While I’m figuring out what I can and can’t afford to cast, I spy the horse and cart guy up ahead – and he spies me. I’m rumbled. He jumps off his cart, the guards come running from all directions, and I bolt out of cover.
City guards are dramatically more powerful than Legion soldiers, and I know from hard experience that their arrows can kill me in a single hit if I’m not at full health. And I’m not. That’s a problem, because as well as all the ones chasing me, there are two stationed at the gate itself. Gee, if only I was a monstrous vampire who could turn invisible at will.
Shadow’s Embrace, the power I became a vampire for, makes me completely invisible and gives me night vision. It lasts for three minutes, but I’ll have to reveal myself to open the city gates – you can’t ‘use’ things or cast spells while invisible.

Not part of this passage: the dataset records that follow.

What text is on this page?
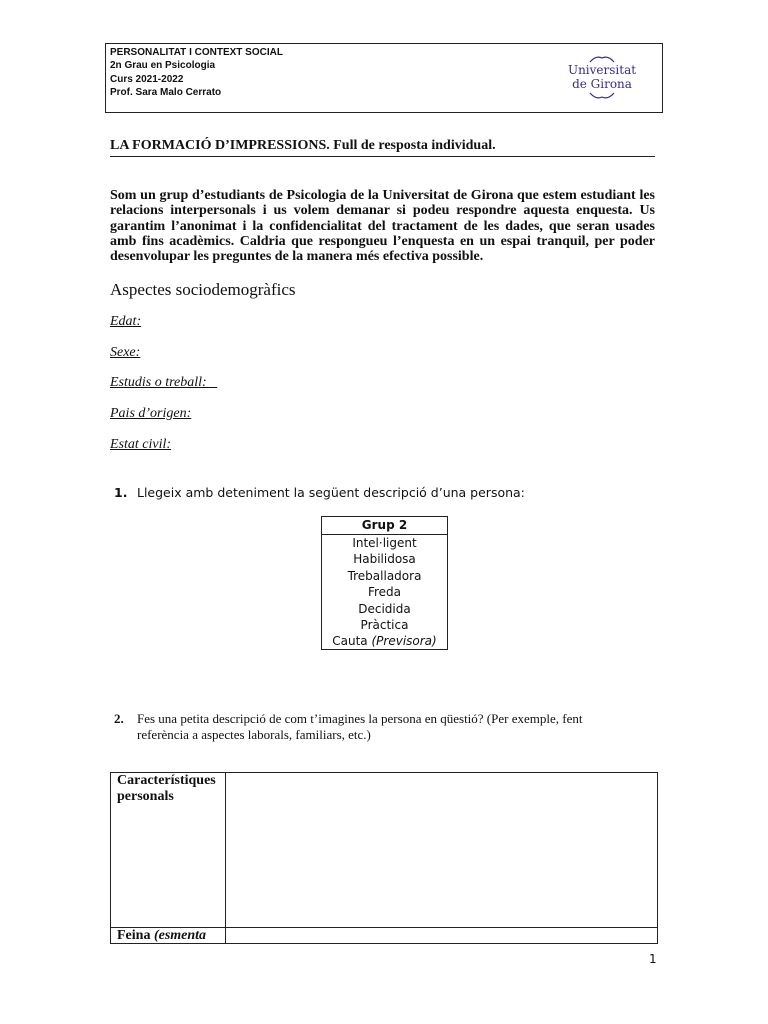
PERSONALITAT I CONTEXT SOCIAL
2n Grau en Psicologia
Curs 2021-2022
Prof. Sara Malo Cerrato
Universitat
de Girona
LA FORMACIÓ D’IMPRESSIONS. Full de resposta individual.
Som un grup d’estudiants de Psicologia de la Universitat de Girona que estem estudiant les relacions interpersonals i us volem demanar si podeu respondre aquesta enquesta. Us garantim l’anonimat i la confidencialitat del tractament de les dades, que seran usades amb fins acadèmics. Caldria que respongueu l’enquesta en un espai tranquil, per poder desenvolupar les preguntes de la manera més efectiva possible.
Aspectes sociodemogràfics
Edat:
Sexe:
Estudis o treball:
Pais d’origen:
Estat civil:
1. Llegeix amb deteniment la següent descripció d’una persona:
Grup 2
Intel·ligent
Habilidosa
Treballadora
Freda
Decidida
Pràctica
Cauta (Previsora)
2. Fes una petita descripció de com t’imagines la persona en qüestió? (Per exemple, fent referència a aspectes laborals, familiars, etc.)
Característiques personals
Feina (esmenta
1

My pursuers still have a rough idea of where I probably am, but no further arrows come near me, and the guards at the gate have no clue I’m even there. I’m in.
Talking to Tullius
Now, it gets harder. The streets of Solitude are crawling with guards, and it’s a long route through an open street to get to Castle Dour. I decide to break it up by stopping off at the pub for a drink.The Winking Skeever is where I found Belrand, and it’s restocked with health potions since I last ransacked it for health potions. I run in and steal all the health potions. The entire city guard follow me in, of course, but I barge past them on my way back out before they can really react. Before I go, though, I want to Frenzy them all – start a bar fight that’ll keep them all busy in here while I run to Castle Dour. The only problem is, I don’t have enough magicka.
I’m about to abandon the idea, then I remember something – I’m ready to level up. All I have to do is pick a stat to improve, and my health and magicka are fully restored. Level 11! Let’s Frenzy!
I escape the bar room bloodbath I’ve just created and burst back out into the streets. I run zig-zag to stymie the annoyingly accurate guards still on the streets, and jump a wall to get up the ramp to the castle.
The last obstacle before Castle Dour are the two Imperial Guards at its door. Running straight at them, I can’t dodge both their arrows. I can’t Calm them both, because that’d leave me completely out of magicka, and I’ll need some once I get inside. Instead I calm the furthest guard, then run straight at the nearest one. Before he can fire, I’m in close combat range, so he puts away his bow and draws his sword. Before he can attack, I’m inside.
Tullius is directly in front of me, surrounded by soldiers. I run at him. He draws his sword. And for my next trick, I spend my last chunk of mana to hit him with my last ever Calm spell, and immediately strike up conversation.
Reporting for duty, sir!
As his men sink their blades into me from all directions, Tullius commends me on my work, and lectures me on the strategic importance of The Pale to the Empire’s war effort. The notification pops up: Quest completed.
I quit out of the conversation, amazed to find I’m still alive, and push past the troops to a door to the castle battlements. I have no magicka, almost no health, and I’m stabbed and cut several more times even as I open it.
It’s sunny out. My vampiric night vision makes the light dazzlingly white, and at the same time, my skin burns in the sun. The combined effects are so bright that, for a second, I don’t realise I’m dead. When colour floods back into the world, I see my limp body slide down the castle door.
Thank you, ladies and gentlemen, you’ve been a wonderful audience!